The Skipper in Arctic Seas. By W. J. Clutterbuck. (Longmans.)
—The "skipper" of this amusing narrative, which has nothing whatever of the apparently involuntary solemnity that marks the general literature of Arctic travel, is a "landlubber," and an original. In 1888, he and a companion, also a landlubber "by birth and profession, and knowing nothing about the place they were going to, or the paraphernalia of Arctic travel," resolved to go up North, and coast along the ice off Greenland from latitude 70° to 75°. So they engaged an ordinary whaling vessel at Peterhead, with its captain and crew, and they made their voyage. They killed great numbers of seals and many strange birds, but only one polar bear, and, fortunately for the
walrus, they did not reach his home at Spitzbergen. "We took the carpenter with us," remarks the skipper.
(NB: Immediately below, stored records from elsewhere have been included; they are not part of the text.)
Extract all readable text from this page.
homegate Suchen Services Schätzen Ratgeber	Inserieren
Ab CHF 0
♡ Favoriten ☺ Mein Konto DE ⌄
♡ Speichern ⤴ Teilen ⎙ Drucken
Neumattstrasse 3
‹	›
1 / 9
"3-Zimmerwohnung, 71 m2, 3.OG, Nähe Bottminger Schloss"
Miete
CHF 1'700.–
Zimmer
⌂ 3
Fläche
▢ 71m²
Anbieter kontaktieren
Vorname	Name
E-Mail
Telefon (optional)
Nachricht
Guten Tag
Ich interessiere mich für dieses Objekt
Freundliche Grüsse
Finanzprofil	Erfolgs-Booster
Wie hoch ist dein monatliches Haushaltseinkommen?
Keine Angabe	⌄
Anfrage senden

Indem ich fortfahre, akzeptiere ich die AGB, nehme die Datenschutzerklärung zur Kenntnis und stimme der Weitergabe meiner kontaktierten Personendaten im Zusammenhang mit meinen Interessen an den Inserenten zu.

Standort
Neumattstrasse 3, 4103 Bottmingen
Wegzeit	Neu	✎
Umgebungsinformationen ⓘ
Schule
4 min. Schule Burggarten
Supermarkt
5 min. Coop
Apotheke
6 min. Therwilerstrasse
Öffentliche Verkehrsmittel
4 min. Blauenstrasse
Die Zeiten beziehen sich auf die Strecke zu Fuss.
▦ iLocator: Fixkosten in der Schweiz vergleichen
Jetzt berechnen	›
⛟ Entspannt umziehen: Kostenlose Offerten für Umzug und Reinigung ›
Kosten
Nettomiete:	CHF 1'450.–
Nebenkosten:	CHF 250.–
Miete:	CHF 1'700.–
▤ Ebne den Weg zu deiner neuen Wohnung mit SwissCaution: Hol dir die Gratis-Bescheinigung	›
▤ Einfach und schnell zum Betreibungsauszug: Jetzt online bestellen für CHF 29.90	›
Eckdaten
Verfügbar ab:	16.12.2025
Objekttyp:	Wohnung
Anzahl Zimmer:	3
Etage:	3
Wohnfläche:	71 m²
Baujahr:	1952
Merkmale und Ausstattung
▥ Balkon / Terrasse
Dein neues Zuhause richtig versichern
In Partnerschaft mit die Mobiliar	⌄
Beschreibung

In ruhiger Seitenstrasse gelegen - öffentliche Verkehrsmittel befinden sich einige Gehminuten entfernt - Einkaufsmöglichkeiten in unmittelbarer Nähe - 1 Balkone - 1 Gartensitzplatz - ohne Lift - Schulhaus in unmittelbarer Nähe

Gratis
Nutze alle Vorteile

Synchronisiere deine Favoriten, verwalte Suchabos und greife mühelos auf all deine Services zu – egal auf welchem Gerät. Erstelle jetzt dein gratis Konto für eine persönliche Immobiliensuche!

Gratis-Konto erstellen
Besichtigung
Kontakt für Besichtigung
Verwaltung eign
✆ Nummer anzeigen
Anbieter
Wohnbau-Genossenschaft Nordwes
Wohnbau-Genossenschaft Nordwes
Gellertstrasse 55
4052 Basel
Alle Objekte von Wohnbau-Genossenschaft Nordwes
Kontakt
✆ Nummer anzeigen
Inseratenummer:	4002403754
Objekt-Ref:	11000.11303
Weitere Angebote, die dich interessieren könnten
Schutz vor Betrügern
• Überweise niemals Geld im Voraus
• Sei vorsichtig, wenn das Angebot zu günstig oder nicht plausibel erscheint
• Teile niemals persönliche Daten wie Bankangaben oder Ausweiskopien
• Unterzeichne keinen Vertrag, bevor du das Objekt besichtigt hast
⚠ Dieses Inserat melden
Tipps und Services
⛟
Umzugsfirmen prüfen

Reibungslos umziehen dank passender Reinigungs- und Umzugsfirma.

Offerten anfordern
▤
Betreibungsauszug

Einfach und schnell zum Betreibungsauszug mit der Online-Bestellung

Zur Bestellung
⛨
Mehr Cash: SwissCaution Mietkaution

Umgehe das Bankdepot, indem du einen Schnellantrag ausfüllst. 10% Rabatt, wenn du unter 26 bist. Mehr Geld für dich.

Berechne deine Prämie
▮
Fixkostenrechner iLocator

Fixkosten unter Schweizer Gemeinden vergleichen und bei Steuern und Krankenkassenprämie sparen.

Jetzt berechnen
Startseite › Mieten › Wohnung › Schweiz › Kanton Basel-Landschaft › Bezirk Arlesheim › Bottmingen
A little over-facetious, a trifle too "jolly," but amusing and pleasant, and not without information to be extracted from it, this narrative does not altogether deny the mental depression that Arctic life produces ; but it is evident the party on board the 'Traveller' strove man- fully against it. There are charming chapters about icebergs, coast scenery, and birds—totally =disfigured by any scientific treatment of those subjects—and there is a horrid chapter on sharks. Perhaps the skipper is at his best when he gets among the Norwegian fjords.